The issue is not about governance quality. Countries with far worse human rights records face no such treatment if they remain compliant. Venezuela’s fate was sealed the moment it asserted that oil revenues should fund public life rather than corporate balance sheets.
But Oil is not the only motive
The argument challenges claims that Venezuelan oil would be an immediate economic windfall for the United States. While Venezuela holds the world’s largest proven reserves, translating those reserves into profit is neither simple nor quick. Years of underinvestment, corruption, and political instability have badly damaged oil infrastructure, requiring enormous capital just to restore basic operations. Most of the oil is extra-heavy crude from the Orinoco Belt, which is technically difficult and expensive to extract and refine, sharply limiting profitability even for major energy firms.
Global conditions further undermine the promise of easy gains. By the mid-2020s, oil markets face oversupply, weak demand growth, and accelerating energy transition pressures. Prices remain low, margins are tight, and Venezuelan heavy crude is especially uncompetitive. Reviving production would require hundreds of billions in long-term investment, making it a risky, uncertain project rather than a quick revenue source.
Oil extraction is also inseparable from politics. Maintaining production would demand sustained military and administrative control to manage labour, suppress resistance, and protect infrastructure, turning oil into a coercive political process rather than a purely economic one.
As a result, Venezuelan oil functions primarily as a geopolitical tool. Control over reserves offers strategic leverage, particularly against rivals like China, and symbolically reinforces U.S. regional dominance. Rhetoric about “our oil” obscures motives rooted in power, control, and subordination. Anti-imperialist strategy must therefore prioritise sovereignty, social power, and popular mobilisation over narrow resource calculations.
Venezuela as Warning and Possibility
Imperial violence against Venezuela serves two purposes. First, it punishes a specific country for defiance. Second, it warns others not to follow the same path. The message is simple: elections will be respected only if their outcomes align with imperial interests.
Yet Venezuela also offers another lesson.

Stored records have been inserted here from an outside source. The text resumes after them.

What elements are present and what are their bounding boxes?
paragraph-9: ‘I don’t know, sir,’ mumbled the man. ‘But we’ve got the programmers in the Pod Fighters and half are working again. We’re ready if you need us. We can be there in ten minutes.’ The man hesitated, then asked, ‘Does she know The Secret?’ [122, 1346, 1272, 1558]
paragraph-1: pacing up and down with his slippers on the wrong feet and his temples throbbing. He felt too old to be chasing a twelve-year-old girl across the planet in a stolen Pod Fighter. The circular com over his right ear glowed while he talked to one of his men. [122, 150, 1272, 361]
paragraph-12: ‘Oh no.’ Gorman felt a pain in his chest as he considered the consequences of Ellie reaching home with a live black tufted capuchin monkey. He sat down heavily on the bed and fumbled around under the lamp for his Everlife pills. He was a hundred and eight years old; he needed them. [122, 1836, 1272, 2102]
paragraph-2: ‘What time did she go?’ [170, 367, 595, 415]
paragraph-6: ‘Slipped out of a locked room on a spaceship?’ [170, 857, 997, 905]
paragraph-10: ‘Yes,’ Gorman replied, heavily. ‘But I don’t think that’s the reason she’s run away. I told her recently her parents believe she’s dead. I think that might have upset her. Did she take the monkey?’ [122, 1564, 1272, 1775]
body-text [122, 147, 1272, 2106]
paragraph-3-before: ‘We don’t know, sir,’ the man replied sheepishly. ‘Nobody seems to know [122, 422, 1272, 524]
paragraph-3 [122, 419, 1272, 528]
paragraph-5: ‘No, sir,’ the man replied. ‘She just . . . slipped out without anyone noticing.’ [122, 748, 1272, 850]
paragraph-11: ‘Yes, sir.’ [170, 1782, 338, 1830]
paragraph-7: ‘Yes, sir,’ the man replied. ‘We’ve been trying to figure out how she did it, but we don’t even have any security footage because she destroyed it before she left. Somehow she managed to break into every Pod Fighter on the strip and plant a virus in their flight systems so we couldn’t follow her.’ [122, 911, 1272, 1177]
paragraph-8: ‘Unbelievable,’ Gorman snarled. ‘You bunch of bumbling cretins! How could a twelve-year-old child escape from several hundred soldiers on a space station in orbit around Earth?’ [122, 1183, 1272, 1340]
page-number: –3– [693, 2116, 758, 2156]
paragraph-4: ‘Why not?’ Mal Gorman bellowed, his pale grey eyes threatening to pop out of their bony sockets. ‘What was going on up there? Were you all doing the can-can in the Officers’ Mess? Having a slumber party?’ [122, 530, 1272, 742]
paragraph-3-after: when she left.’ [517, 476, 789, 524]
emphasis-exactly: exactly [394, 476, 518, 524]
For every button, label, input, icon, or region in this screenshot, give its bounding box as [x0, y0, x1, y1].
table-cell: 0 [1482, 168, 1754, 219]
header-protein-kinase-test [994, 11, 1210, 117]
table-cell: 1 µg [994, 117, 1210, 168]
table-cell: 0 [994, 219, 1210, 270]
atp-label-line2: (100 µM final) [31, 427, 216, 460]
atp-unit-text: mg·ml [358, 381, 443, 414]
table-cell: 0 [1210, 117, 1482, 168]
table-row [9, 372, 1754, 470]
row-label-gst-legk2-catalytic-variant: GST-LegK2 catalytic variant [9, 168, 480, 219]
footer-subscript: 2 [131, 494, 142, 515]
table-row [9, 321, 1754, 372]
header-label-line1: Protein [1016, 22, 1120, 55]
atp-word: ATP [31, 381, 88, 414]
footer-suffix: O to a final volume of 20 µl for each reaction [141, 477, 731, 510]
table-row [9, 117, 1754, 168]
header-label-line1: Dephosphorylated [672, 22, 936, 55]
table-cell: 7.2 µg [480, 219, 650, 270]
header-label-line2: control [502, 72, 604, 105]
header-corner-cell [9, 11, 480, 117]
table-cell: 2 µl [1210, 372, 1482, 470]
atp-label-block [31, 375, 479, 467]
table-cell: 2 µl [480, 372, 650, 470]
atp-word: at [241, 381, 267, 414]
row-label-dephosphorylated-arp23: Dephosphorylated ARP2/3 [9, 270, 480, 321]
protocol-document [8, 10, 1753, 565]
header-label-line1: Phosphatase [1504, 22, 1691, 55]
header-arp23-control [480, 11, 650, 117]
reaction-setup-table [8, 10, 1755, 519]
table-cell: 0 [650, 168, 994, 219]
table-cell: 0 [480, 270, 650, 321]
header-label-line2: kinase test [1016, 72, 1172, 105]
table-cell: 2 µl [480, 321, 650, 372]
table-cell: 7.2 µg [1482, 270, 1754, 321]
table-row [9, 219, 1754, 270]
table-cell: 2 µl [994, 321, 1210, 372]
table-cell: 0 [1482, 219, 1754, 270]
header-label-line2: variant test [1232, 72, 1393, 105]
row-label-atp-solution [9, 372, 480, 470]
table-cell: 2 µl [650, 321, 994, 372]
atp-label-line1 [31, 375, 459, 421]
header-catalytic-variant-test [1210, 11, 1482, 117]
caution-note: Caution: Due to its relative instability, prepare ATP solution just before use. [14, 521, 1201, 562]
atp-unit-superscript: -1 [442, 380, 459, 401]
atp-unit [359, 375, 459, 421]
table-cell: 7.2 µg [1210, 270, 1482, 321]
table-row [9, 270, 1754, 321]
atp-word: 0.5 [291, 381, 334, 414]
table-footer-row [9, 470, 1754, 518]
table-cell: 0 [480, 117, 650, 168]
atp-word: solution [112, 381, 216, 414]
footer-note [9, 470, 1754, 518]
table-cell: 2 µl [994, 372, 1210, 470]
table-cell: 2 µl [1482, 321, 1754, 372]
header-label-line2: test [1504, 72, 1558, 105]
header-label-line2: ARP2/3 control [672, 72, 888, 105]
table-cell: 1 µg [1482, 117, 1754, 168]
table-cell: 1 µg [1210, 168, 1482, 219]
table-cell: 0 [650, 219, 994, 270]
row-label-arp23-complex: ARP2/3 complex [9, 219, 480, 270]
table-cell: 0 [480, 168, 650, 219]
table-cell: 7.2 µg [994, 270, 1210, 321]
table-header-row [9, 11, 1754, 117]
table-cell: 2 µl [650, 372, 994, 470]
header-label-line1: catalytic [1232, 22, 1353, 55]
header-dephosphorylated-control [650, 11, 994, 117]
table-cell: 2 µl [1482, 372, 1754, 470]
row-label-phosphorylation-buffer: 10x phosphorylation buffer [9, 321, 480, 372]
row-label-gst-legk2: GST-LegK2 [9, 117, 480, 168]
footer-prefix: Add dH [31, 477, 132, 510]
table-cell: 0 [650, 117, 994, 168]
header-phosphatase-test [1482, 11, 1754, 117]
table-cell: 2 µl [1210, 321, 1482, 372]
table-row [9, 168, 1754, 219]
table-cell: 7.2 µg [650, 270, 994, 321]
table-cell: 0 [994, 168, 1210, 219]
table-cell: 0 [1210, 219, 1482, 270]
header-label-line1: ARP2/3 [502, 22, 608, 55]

Even under extraordinary pressure, people organised, resisted coups, maintained social programs, and defended the idea that national wealth should serve collective needs. Sanctions or military raids cannot erase that legacy.
A clear pattern emerges from various sources, such as academic research, UN reports, declassified documents, investigative journalism, and even some admissions by US officials. Venezuela has been punished not for a few bad policies but for taking control of its oil resources and insisting that this important asset serve domestic social needs instead of foreign capital. The sanctions weren’t meant to make governments more democratic; they were meant to make life harder for people, stop the flow of money, and break up civilian life. Democratic results were only accepted if they led to governments that were willing to work with outside economic interests. International law was used when it was convenient and ignored when it got in the way of imperial power.
We severly critique the Maduro regime for its anti dmeocrtaic and authoritative measures but to stand agianst UG imperialism we do not require ideological loyalty to any Venezuelan leader. They follow the accumulated record of policy, practice, and consequences. Venezuela’s tragedy is not that it tried something different and failed. It is that it tried something different at all—within a world order that reserves sovereignty for the powerful and discipline for everyone else. That is why Venezuela’s experience continues to resonate far beyond its borders.